In terms of the GLM patients, several previous studies [32,33,34] illustrated hepatectomy in combination with TKIs was more favorable for improving prognosis than TKIs alone. Also, in a retrospective analysis, R0 resection was the only independent prognostic factor for PFS and OS in patients with GLM [35]. As with previous studies, our meta-analysis confirmed that patients with GLM who received surgery plus TKIs had improved 5-year OS.
Therefore, we recommend that patients with metastatic or recurrent GISTs should receive a combination of surgical resection and TKIs, with the final decision being made judiciously by an experienced multidisciplinary team (MDT), taking into account the potential risks and benefits, in order to personalize the treatment approach and ensure that the patient receives the maximum benefit.
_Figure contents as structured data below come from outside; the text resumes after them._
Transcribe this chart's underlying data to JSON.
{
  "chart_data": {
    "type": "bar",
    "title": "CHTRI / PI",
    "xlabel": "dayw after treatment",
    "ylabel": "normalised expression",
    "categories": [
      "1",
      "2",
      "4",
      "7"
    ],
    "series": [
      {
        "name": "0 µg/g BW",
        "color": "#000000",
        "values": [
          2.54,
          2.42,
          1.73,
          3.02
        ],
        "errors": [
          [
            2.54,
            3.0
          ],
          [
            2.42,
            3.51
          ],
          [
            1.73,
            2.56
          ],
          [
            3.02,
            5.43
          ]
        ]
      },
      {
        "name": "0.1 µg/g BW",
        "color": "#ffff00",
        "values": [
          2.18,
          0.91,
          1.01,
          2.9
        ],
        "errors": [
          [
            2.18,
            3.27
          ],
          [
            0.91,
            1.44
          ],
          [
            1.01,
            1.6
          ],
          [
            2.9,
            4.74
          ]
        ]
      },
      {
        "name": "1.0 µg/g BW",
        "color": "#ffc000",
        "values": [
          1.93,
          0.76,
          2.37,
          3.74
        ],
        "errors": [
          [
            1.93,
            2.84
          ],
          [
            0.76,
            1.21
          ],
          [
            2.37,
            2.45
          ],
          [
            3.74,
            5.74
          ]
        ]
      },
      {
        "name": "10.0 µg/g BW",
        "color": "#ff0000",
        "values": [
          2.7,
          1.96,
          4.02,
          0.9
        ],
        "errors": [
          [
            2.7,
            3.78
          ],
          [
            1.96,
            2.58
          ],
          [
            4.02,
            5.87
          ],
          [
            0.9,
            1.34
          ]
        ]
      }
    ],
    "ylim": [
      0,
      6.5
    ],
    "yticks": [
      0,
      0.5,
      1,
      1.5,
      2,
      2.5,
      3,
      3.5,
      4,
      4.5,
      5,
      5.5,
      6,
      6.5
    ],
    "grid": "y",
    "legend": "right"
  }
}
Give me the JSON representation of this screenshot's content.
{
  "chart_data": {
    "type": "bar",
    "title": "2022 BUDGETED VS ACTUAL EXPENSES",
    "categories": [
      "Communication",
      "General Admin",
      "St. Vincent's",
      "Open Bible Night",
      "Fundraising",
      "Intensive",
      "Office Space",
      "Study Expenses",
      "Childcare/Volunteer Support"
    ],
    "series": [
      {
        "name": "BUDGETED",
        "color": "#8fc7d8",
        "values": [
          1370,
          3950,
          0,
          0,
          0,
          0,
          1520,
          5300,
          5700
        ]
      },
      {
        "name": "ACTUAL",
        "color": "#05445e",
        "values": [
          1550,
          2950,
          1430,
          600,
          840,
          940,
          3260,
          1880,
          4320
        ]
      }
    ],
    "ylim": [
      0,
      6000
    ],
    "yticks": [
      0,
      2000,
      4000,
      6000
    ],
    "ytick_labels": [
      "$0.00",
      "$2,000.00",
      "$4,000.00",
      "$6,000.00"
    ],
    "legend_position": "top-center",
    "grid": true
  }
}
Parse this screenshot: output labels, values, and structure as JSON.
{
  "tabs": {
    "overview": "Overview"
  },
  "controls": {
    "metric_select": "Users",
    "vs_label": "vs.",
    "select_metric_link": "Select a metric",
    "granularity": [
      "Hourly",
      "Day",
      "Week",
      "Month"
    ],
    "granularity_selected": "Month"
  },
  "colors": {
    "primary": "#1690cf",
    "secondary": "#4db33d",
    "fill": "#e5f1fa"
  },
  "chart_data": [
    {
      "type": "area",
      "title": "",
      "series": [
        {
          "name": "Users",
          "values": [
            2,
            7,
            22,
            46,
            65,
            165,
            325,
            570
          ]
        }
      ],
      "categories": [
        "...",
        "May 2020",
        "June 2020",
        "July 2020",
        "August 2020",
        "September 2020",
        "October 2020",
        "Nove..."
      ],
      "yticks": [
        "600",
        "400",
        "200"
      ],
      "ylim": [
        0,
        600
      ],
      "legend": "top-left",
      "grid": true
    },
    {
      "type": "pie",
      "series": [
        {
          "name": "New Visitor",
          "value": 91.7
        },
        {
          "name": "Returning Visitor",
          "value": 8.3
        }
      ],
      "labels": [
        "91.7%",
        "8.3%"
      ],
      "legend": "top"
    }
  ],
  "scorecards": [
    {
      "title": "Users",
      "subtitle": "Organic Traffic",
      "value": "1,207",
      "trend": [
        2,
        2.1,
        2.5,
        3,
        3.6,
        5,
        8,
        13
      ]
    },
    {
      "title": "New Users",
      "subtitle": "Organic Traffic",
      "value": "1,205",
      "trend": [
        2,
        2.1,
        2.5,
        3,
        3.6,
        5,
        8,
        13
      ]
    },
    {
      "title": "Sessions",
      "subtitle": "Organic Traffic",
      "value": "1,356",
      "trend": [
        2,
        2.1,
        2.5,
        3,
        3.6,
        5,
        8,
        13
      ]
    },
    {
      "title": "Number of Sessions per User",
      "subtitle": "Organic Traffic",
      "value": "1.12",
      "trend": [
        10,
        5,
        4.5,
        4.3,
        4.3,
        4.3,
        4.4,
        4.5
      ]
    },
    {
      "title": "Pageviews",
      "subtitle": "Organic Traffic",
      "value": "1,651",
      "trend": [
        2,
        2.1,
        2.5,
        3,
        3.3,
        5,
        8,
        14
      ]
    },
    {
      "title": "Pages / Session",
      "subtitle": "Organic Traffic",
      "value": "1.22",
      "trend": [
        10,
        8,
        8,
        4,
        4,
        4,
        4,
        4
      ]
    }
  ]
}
Several limitations of our meta-analysis should be carefully considered. First, the total sample sizes were not large, and some studies did not provide enough time for long-term follow-up. Second, RCTs were not included in our meta-analysis, which may influence the outcome of treatment. Third, as tumors respond differently to TKIs, it was difficult to calculate patient survival data into subgroups. Fourth, patients in six of the eight included studies [18,19,20,21,22,23] were treated with TKIs postoperatively, and patients in the other two studies [7, 8] received TKIs preoperatively, which can lead to bias.
Surgery plus TKIs was more effective than TKIs alone in prolonging OS and PFS. Surgery plus TKIs may be considered an appropriate approach for the treatment of advanced GIST. However, the findings of this study should be tested by long-term follow-up of these patients, and further randomized controlled trials are required to ascertain the clinical efficacy of these two treatments.